I'm currently trying to migrate some code to polars but noticed some performance differences in the process.
import os, platform, timeit, numpy as np, pandas as pd, polars as pl
data = np.random.rand(100000, 1)
df_pandas = pd.DataFrame(data)
df_polars = pl.DataFrame(data)
def timer(expr):
return round(min(timeit.repeat(expr, repeat=5, number=5)), 8)
print("---- info ----")
print(f"platform={platform.platform()}; processor={platform.processor()}; CPUs={os.cpu_count()}")
print(f"python={platform.python_version()}; numpy={np.__version__}; pandas={pd.__version__}; polars={pl.__version__}")
print("---- pow(2) ----")
print("pandas:", timer(lambda: df_pandas.pow(2)))

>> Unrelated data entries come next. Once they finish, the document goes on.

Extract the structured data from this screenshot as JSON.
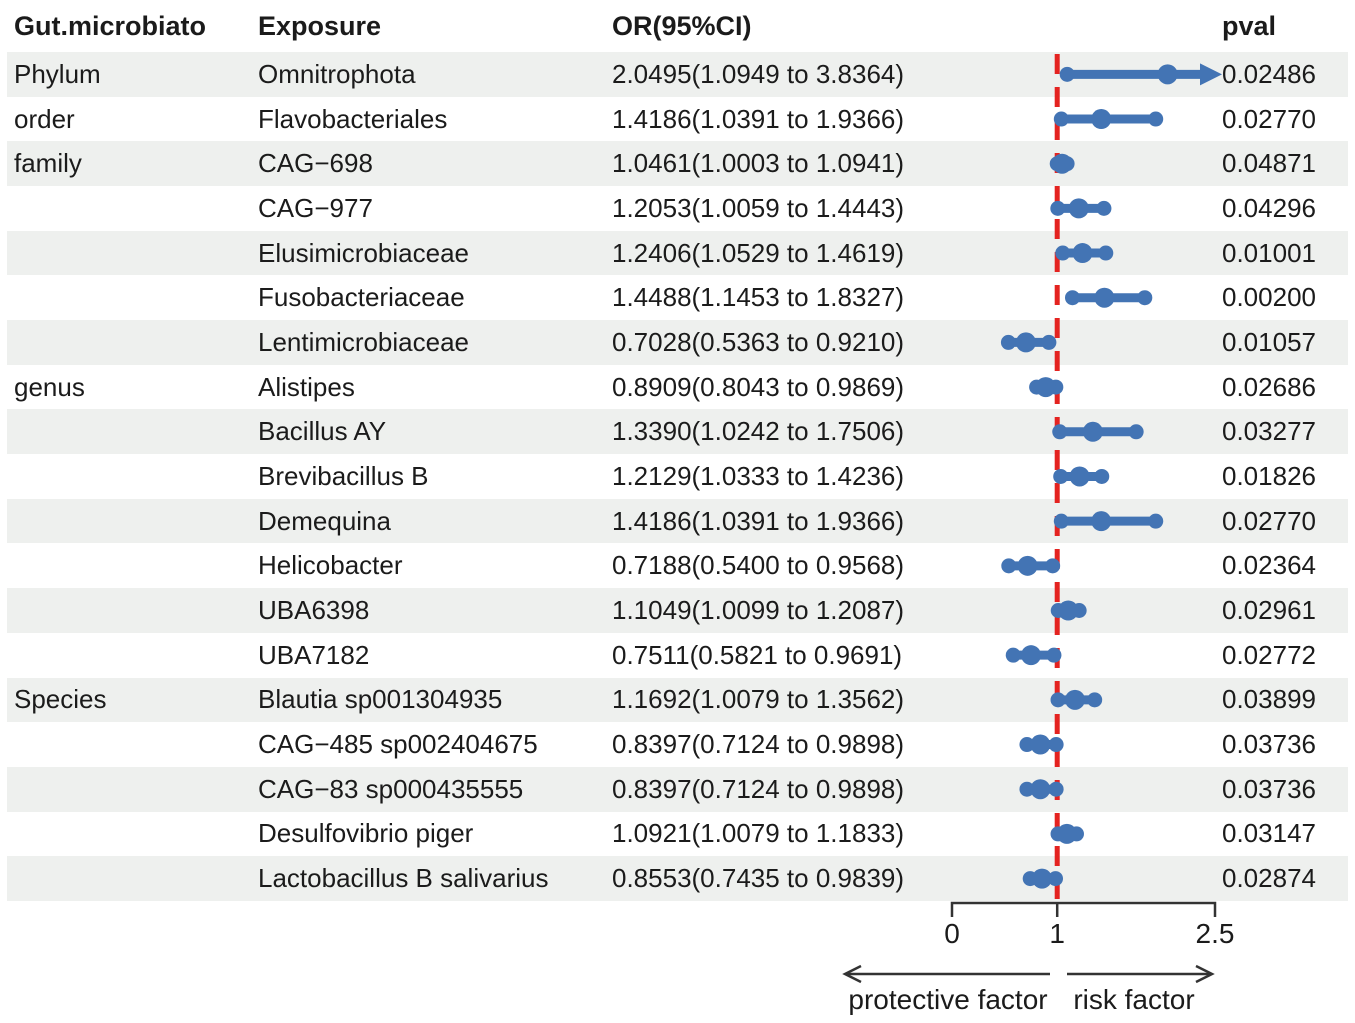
{
  "chart_data": {
    "type": "table",
    "subtype": "forest-plot",
    "columns": [
      "Gut.microbiato",
      "Exposure",
      "OR(95%CI)",
      "pval"
    ],
    "rows": [
      {
        "group": "Phylum",
        "exposure": "Omnitrophota",
        "or_label": "2.0495(1.0949 to 3.8364)",
        "or": 2.0495,
        "lo": 1.0949,
        "hi": 3.8364,
        "pval": "0.02486"
      },
      {
        "group": "order",
        "exposure": "Flavobacteriales",
        "or_label": "1.4186(1.0391 to 1.9366)",
        "or": 1.4186,
        "lo": 1.0391,
        "hi": 1.9366,
        "pval": "0.02770"
      },
      {
        "group": "family",
        "exposure": "CAG−698",
        "or_label": "1.0461(1.0003 to 1.0941)",
        "or": 1.0461,
        "lo": 1.0003,
        "hi": 1.0941,
        "pval": "0.04871"
      },
      {
        "group": "",
        "exposure": "CAG−977",
        "or_label": "1.2053(1.0059 to 1.4443)",
        "or": 1.2053,
        "lo": 1.0059,
        "hi": 1.4443,
        "pval": "0.04296"
      },
      {
        "group": "",
        "exposure": "Elusimicrobiaceae",
        "or_label": "1.2406(1.0529 to 1.4619)",
        "or": 1.2406,
        "lo": 1.0529,
        "hi": 1.4619,
        "pval": "0.01001"
      },
      {
        "group": "",
        "exposure": "Fusobacteriaceae",
        "or_label": "1.4488(1.1453 to 1.8327)",
        "or": 1.4488,
        "lo": 1.1453,
        "hi": 1.8327,
        "pval": "0.00200"
      },
      {
        "group": "",
        "exposure": "Lentimicrobiaceae",
        "or_label": "0.7028(0.5363 to 0.9210)",
        "or": 0.7028,
        "lo": 0.5363,
        "hi": 0.921,
        "pval": "0.01057"
      },
      {
        "group": "genus",
        "exposure": "Alistipes",
        "or_label": "0.8909(0.8043 to 0.9869)",
        "or": 0.8909,
        "lo": 0.8043,
        "hi": 0.9869,
        "pval": "0.02686"
      },
      {
        "group": "",
        "exposure": "Bacillus AY",
        "or_label": "1.3390(1.0242 to 1.7506)",
        "or": 1.339,
        "lo": 1.0242,
        "hi": 1.7506,
        "pval": "0.03277"
      },
      {
        "group": "",
        "exposure": "Brevibacillus B",
        "or_label": "1.2129(1.0333 to 1.4236)",
        "or": 1.2129,
        "lo": 1.0333,
        "hi": 1.4236,
        "pval": "0.01826"
      },
      {
        "group": "",
        "exposure": "Demequina",
        "or_label": "1.4186(1.0391 to 1.9366)",
        "or": 1.4186,
        "lo": 1.0391,
        "hi": 1.9366,
        "pval": "0.02770"
      },
      {
        "group": "",
        "exposure": "Helicobacter",
        "or_label": "0.7188(0.5400 to 0.9568)",
        "or": 0.7188,
        "lo": 0.54,
        "hi": 0.9568,
        "pval": "0.02364"
      },
      {
        "group": "",
        "exposure": "UBA6398",
        "or_label": "1.1049(1.0099 to 1.2087)",
        "or": 1.1049,
        "lo": 1.0099,
        "hi": 1.2087,
        "pval": "0.02961"
      },
      {
        "group": "",
        "exposure": "UBA7182",
        "or_label": "0.7511(0.5821 to 0.9691)",
        "or": 0.7511,
        "lo": 0.5821,
        "hi": 0.9691,
        "pval": "0.02772"
      },
      {
        "group": "Species",
        "exposure": "Blautia sp001304935",
        "or_label": "1.1692(1.0079 to 1.3562)",
        "or": 1.1692,
        "lo": 1.0079,
        "hi": 1.3562,
        "pval": "0.03899"
      },
      {
        "group": "",
        "exposure": "CAG−485 sp002404675",
        "or_label": "0.8397(0.7124 to 0.9898)",
        "or": 0.8397,
        "lo": 0.7124,
        "hi": 0.9898,
        "pval": "0.03736"
      },
      {
        "group": "",
        "exposure": "CAG−83 sp000435555",
        "or_label": "0.8397(0.7124 to 0.9898)",
        "or": 0.8397,
        "lo": 0.7124,
        "hi": 0.9898,
        "pval": "0.03736"
      },
      {
        "group": "",
        "exposure": "Desulfovibrio piger",
        "or_label": "1.0921(1.0079 to 1.1833)",
        "or": 1.0921,
        "lo": 1.0079,
        "hi": 1.1833,
        "pval": "0.03147"
      },
      {
        "group": "",
        "exposure": "Lactobacillus B salivarius",
        "or_label": "0.8553(0.7435 to 0.9839)",
        "or": 0.8553,
        "lo": 0.7435,
        "hi": 0.9839,
        "pval": "0.02874"
      }
    ],
    "axis": {
      "xlim": [
        0,
        2.5
      ],
      "ticks": [
        0,
        1,
        2.5
      ],
      "tick_labels": [
        "0",
        "1",
        "2.5"
      ],
      "ref_line": 1,
      "left_label": "protective factor",
      "right_label": "risk factor",
      "grid": false
    },
    "colors": {
      "bar": "#4374b4",
      "ref_line": "#e42320",
      "stripe": "#eef0ee",
      "axis": "#333333",
      "text": "#1b1b1b"
    }
  }
}
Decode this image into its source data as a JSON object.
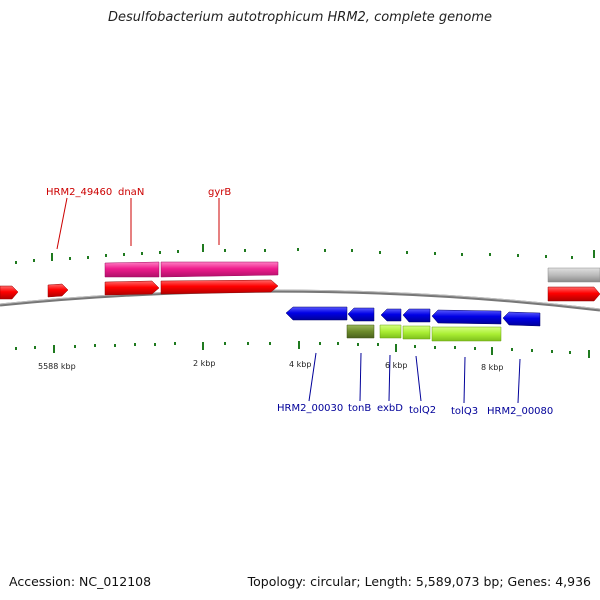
{
  "title": "Desulfobacterium autotrophicum HRM2, complete genome",
  "accession_label": "Accession: NC_012108",
  "topology_label": "Topology: circular; Length: 5,589,073 bp; Genes: 4,936",
  "colors": {
    "forward_gene": "#ff0000",
    "forward_cds": "#ee1c8c",
    "reverse_gene": "#0000e6",
    "reverse_cds_dark": "#6b8a2a",
    "reverse_cds_light": "#aaee33",
    "other_feature": "#bbbbbb",
    "tick": "#1f7a1f",
    "forward_label": "#cc0000",
    "reverse_label": "#000099",
    "backbone": "#777777"
  },
  "scale_labels": [
    "5588 kbp",
    "2 kbp",
    "4 kbp",
    "6 kbp",
    "8 kbp"
  ],
  "forward_labels": [
    "HRM2_49460",
    "dnaN",
    "gyrB"
  ],
  "reverse_labels": [
    "HRM2_00030",
    "tonB",
    "exbD",
    "tolQ2",
    "tolQ3",
    "HRM2_00080"
  ]
}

print("polars:", timer(lambda: df_polars.select(pl.all().pow(2))))
print("---- sum ----")
print("pandas:", timer(lambda: df_pandas.sum()))
print("polars:", timer(lambda: df_polars.sum()))
The output of this snippet is
---- info ----
platform=macOS-11.6.5-x86_64-i386-64bit; processor=i386; CPUs=4
python=3.8.13; numpy=1.22.4; pandas=1.4.2; polars=0.13.47
---- pow(2) ----
pandas: 0.00147684
polars: 0.01482804
---- sum ----
pandas: 0.00300668
polars: 0.00027682
These results imply that polars is much slower than pandas for operations that include a Python select, but are faster for ones that are performed directly on the dataframe.
In reality, my dataframe is much different bigger (rows > 1,000,000, cols > 100,000), where the performance difference is much more significant.
Any suggestions for what might be going on and if there is a faster way to achieve the same (or better) performance in polars?